The difference in race_class is clear and could be used (temporarily at least) to establish the difference between one group and another. Establishing the differences is a challenge, and the RcappeR package can’t offer a solution (at the moment at least).

These ratings found in the hcp list can be merged with the subset_races via the RcappeR function merge_zipf_init, which is done now, the function can calculate ratings for all runners by entering the diff_wgts variable into the btn_var param. The average ratings per race_class established above will be used as an example, average Class 1 race winner will be awarded 97, while average Class 2 winner 86.

The code below also subsets Class 1 races that will be used to handicap the Listed race extracted earlier, the Zetland Stakes.

# merge list returned by zipf_init and subset_races
subset_races <- merge_zipf_init(zipf_list = hcp, races = subset_races, btn_var = "diff_wgts")

# use average ratings per group
subset_races$zipf_rtg[which(subset_races$race_class == "Class 1")] <- 97 + subset_races$zipf_rtg[which(subset_races$race_class == "Class 1")]
subset_races$zipf_rtg[which(subset_races$race_class == "Class 2")] <- 86 + subset_races$zipf_rtg[which(subset_races$race_class == "Class 2")]

class1_races <- subset_races %>% filter(race_class == "Class 1")

Now to show zipf_hcp, we have a group of races that have been handicapped and ratings calculated, class1_races, and we have a race that requires handicapping zetland_stakes.
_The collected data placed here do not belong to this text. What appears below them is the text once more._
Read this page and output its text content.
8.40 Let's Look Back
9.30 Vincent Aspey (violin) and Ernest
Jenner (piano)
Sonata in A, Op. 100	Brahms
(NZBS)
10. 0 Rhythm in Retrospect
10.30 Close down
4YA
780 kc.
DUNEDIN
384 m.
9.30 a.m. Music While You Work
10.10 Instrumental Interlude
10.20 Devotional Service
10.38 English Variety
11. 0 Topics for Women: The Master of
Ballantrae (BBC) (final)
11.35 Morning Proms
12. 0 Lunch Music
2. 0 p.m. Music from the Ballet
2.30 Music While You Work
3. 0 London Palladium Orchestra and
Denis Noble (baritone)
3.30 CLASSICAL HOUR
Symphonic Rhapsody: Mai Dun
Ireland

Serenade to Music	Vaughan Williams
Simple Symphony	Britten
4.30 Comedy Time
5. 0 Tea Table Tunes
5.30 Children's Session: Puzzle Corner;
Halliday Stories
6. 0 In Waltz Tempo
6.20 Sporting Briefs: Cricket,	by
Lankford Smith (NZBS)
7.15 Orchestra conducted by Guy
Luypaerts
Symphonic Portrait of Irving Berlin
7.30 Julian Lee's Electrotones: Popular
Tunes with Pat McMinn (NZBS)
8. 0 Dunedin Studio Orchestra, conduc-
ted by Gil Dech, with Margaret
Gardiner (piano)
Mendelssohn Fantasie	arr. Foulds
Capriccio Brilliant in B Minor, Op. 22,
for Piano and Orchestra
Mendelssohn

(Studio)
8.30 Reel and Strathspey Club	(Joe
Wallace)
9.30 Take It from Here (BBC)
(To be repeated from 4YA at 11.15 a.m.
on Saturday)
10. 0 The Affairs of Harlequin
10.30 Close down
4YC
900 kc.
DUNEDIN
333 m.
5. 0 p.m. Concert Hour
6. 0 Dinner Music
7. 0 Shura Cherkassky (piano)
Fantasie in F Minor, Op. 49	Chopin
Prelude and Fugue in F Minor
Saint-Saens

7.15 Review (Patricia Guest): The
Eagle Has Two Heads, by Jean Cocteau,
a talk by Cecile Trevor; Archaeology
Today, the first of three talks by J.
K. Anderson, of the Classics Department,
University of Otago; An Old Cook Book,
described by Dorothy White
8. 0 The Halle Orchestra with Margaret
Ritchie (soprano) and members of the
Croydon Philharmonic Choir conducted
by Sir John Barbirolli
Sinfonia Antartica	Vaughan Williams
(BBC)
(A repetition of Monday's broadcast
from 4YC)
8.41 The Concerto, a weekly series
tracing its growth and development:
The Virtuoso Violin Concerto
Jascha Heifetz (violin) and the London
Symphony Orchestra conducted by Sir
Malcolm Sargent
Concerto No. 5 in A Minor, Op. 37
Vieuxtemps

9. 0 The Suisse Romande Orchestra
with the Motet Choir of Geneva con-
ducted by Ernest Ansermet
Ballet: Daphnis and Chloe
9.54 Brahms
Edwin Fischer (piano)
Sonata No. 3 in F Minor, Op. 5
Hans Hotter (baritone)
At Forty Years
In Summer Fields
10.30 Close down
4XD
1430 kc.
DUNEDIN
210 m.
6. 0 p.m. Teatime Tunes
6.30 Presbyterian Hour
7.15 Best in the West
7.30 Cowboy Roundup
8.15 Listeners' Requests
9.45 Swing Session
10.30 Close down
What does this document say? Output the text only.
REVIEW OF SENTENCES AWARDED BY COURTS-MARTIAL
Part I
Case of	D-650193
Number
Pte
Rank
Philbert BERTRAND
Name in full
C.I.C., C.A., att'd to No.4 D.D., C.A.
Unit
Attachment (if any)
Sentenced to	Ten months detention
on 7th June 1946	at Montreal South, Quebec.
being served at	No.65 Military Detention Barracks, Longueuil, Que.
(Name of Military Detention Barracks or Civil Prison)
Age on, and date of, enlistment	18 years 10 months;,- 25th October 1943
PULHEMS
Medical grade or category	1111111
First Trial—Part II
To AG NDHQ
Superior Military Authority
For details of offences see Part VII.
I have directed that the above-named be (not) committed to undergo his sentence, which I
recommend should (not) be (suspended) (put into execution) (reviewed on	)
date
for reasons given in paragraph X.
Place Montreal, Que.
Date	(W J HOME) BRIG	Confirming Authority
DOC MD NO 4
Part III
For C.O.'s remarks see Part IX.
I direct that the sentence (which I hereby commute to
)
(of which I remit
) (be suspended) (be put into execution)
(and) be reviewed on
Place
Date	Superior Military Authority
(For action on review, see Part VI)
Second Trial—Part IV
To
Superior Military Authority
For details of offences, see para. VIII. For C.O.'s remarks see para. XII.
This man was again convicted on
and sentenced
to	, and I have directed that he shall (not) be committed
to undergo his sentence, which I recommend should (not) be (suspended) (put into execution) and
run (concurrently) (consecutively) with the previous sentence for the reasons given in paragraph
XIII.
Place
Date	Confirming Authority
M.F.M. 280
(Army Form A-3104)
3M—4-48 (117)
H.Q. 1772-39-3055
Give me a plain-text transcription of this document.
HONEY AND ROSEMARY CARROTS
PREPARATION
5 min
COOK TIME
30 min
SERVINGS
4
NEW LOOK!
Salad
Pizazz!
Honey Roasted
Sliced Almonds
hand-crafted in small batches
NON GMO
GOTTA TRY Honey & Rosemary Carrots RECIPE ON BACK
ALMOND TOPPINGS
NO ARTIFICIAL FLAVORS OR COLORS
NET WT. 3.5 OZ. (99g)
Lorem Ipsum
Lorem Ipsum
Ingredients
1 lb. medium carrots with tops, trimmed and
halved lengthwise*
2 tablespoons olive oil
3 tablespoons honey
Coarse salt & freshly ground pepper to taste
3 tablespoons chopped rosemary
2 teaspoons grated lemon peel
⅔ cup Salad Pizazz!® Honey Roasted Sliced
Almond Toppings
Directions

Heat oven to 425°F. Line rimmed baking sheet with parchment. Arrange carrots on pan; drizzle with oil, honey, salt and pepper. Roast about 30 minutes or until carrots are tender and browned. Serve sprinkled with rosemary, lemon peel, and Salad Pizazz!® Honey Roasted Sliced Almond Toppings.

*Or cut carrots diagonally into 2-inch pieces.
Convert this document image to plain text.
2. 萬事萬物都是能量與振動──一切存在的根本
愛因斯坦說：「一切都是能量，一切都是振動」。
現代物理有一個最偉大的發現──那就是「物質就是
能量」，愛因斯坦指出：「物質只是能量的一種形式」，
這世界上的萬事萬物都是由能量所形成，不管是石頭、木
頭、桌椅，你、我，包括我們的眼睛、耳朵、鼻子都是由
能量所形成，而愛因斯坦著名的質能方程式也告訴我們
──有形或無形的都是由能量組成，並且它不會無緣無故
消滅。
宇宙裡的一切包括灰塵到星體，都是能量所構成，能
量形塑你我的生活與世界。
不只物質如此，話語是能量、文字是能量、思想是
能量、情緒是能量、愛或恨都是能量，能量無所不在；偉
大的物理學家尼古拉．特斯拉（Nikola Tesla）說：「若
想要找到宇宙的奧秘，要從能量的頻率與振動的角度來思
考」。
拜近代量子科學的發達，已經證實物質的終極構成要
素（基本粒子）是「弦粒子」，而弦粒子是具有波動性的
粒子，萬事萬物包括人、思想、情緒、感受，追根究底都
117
The zipf_hcp function uses a collection of similar races and their ratings, to calculate potential ratings for the winner of a new, un-rated race.

hcp <- zipf_hcp(race = zetland_stakes, past_races = class1_races, race_id = c("race_date", "race_time", "track"), btn_var = "diff_wgts", rating = "zipf_rtg")

plot(hcp)

The plot shows a distribution of potential ratings for the winner of the Zetland Stakes, these potential ratings are calculated using each of the races in class1_races, the average rating, 102.1751563 is also shown. As the plot suggests, using more races would likely strengthen the confidence in a rating.